Schlapperlot. Da war ja einiges los, auf der Bühne – die LEDs tanzten Tango. Respekt. Kudos für die Bühnen-Designer und all jene, die dieses Technikkunstwerk zum Funktionieren brachten. Lobend auch zu erwähnen sind die kurzen Postkarten-Clips, die wie ein Weihnachtskalender daherkommen. Jeder Clip birgt ne (positive) Überraschung. Hach. Wär die Welt nur allerweil so happy. Dass die Gestalter aber auch mal daneben greifen können, zeigte der Clip, der das Austragungsland vorstellen und in einem hübschen Licht präsentieren sollte. Äh. Also wirklich. Ich dachte, mich tritt ein Lipizzaner. Dieser Teil ist gänzlich misslungen und völlig für die Katz.

An der Show an sich gibt es nichts zu bemängeln – abgesehen vielleicht von den aufgesetzten Witzchen der Moderatorinnen. Ja, alles in allem eine ordentliche Vorstellung.

Im ersten Semifinale wurden 6 Nationen nach Hause geschickt. Leid tut es mir vor allem um den Mazedonischen Beitrag, der mir gut gefallen hat. Ja, wirklich Schad um den in Wien lebenden Daniel Kajmakoski, der den Heimvorteil nicht nutzen konnte. Vielleicht hatten die Jury-Leutchen auch ein wenig Schiss vor den drei schwergewichtigen Rappern aus den Vereinigten Staaten – man hört ja allerhand von Ausschreitungen und Plünderungen und so.

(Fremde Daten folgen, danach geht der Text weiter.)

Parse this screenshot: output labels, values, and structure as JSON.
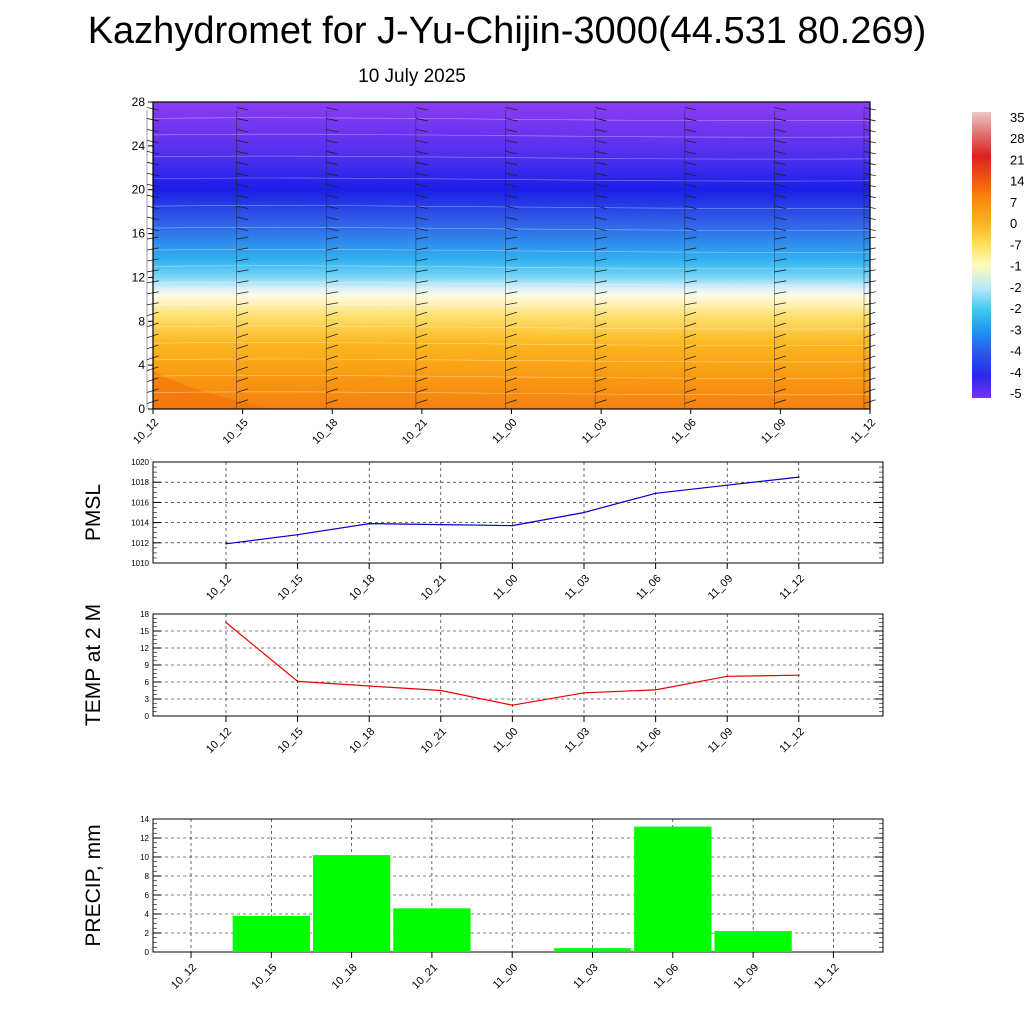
{
  "title": "Kazhydromet for J-Yu-Chijin-3000(44.531 80.269)",
  "subtitle": "10 July 2025",
  "colors": {
    "pmsl_line": "#0000cc",
    "temp_line": "#ee0000",
    "precip_bar": "#00ff00",
    "axis": "#000000"
  },
  "chart_data": [
    {
      "type": "heatmap",
      "title": "",
      "xlabel": "",
      "ylabel": "",
      "x_ticks": [
        "10_12",
        "10_15",
        "10_18",
        "10_21",
        "11_00",
        "11_03",
        "11_06",
        "11_09",
        "11_12"
      ],
      "y_ticks": [
        "0",
        "4",
        "8",
        "12",
        "16",
        "20",
        "24",
        "28"
      ],
      "ylim": [
        0,
        28
      ],
      "colorbar_labels": [
        "35",
        "28",
        "21",
        "14",
        "7",
        "0",
        "-7",
        "-1",
        "-2",
        "-2",
        "-3",
        "-4",
        "-4",
        "-5"
      ],
      "colorbar_colors": [
        "#f0c6c6",
        "#e07070",
        "#dd2020",
        "#ee5511",
        "#f88a10",
        "#fbb020",
        "#fde05a",
        "#fefbc0",
        "#b9e8f8",
        "#3fc8f0",
        "#1f92ee",
        "#2a55e8",
        "#2828ee",
        "#7a30f0"
      ],
      "temperature_bands": [
        {
          "height": 0,
          "color": "#f48010"
        },
        {
          "height": 3,
          "color": "#f99a12"
        },
        {
          "height": 6,
          "color": "#fbb820"
        },
        {
          "height": 8.5,
          "color": "#fde070"
        },
        {
          "height": 10.3,
          "color": "#fefbe4"
        },
        {
          "height": 11,
          "color": "#ddf1fa"
        },
        {
          "height": 12,
          "color": "#7dd6f4"
        },
        {
          "height": 13.5,
          "color": "#33b4f0"
        },
        {
          "height": 15.5,
          "color": "#2e85ec"
        },
        {
          "height": 17.5,
          "color": "#2f55e6"
        },
        {
          "height": 20,
          "color": "#1a1ee8"
        },
        {
          "height": 22,
          "color": "#3c2cec"
        },
        {
          "height": 25,
          "color": "#6a34f0"
        },
        {
          "height": 28,
          "color": "#8b3cf3"
        }
      ],
      "wind_barbs": "present"
    },
    {
      "type": "line",
      "ylabel": "PMSL",
      "x": [
        "10_12",
        "10_15",
        "10_18",
        "10_21",
        "11_00",
        "11_03",
        "11_06",
        "11_09",
        "11_12"
      ],
      "values": [
        1011.9,
        1012.8,
        1013.9,
        1013.8,
        1013.7,
        1015.0,
        1016.9,
        1017.7,
        1018.5
      ],
      "ylim": [
        1010,
        1020
      ],
      "y_ticks": [
        "1010",
        "1012",
        "1014",
        "1016",
        "1018",
        "1020"
      ],
      "grid": true
    },
    {
      "type": "line",
      "ylabel": "TEMP at 2 M",
      "x": [
        "10_12",
        "10_15",
        "10_18",
        "10_21",
        "11_00",
        "11_03",
        "11_06",
        "11_09",
        "11_12"
      ],
      "values": [
        16.5,
        6.1,
        5.3,
        4.5,
        1.9,
        4.1,
        4.6,
        7.0,
        7.2
      ],
      "ylim": [
        0,
        18
      ],
      "y_ticks": [
        "0",
        "3",
        "6",
        "9",
        "12",
        "15",
        "18"
      ],
      "grid": true
    },
    {
      "type": "bar",
      "ylabel": "PRECIP, mm",
      "categories": [
        "10_12",
        "10_15",
        "10_18",
        "10_21",
        "11_00",
        "11_03",
        "11_06",
        "11_09",
        "11_12"
      ],
      "values": [
        0,
        3.8,
        10.2,
        4.6,
        0,
        0.4,
        13.2,
        2.2,
        0
      ],
      "ylim": [
        0,
        14
      ],
      "y_ticks": [
        "0",
        "2",
        "4",
        "6",
        "8",
        "10",
        "12",
        "14"
      ],
      "grid": true
    }
  ]
}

Der ungarische Beitrag ist zurückhaltend und hebt sich wohltuend vom sonst recht lauten Singsang ab. Und das Duo aus Estland kann sich sehen und hören lassen. Gefällig auch der griechische Celine-Dion-Gassenhauer. Von den bisherigen 16 Beiträgen scheint mir der rumänische am authentischsten. Teilweise in der Landessprache gesungen, macht der Interpret auf die Probleme der Auswanderung in seinem Heimatland aufmerksam (oftmals sehen die guten Leutchen, die alle Grenzen niederreißen wollen, ja nur eine Seite der Medaille; auf den springenden Punkt gebracht: Gehen die tatkräftigsten Bürger ins Ausland, geht das Inland langsam aber sicher vor die Hunde). Eine Erwähnung ist auch der russische Beitrag wert. Nicht nur ist Polina Gagarina ein Hingucker, sie kann auch vom Stimmumfang überzeugen und steckt m. E. die serbische Wuchtbrumme allemal in die Tasche.

Politisch gesehen musste der ORF natürlich – unterschwellig – die Anti-Putin-Schiene fahren. Diese Propaganda ist ärgerlich. So versucht man dem Zuschauer zu vermitteln, dass die gleichgeschlechtliche Beziehung in Russland ein Verbrechen und damit verboten sei. Dies ist freilich nicht der Fall. Man höre hierzu Putin, der in einem Interview mit der BBC deutlich machte, dass das Gesetz vorrangig dazu gemacht ist, die Propaganda von nicht-traditioneller Sexualität einzuschränken.

Nun gut. Dann warten wir jetzt mal auf das zweite Semifinale.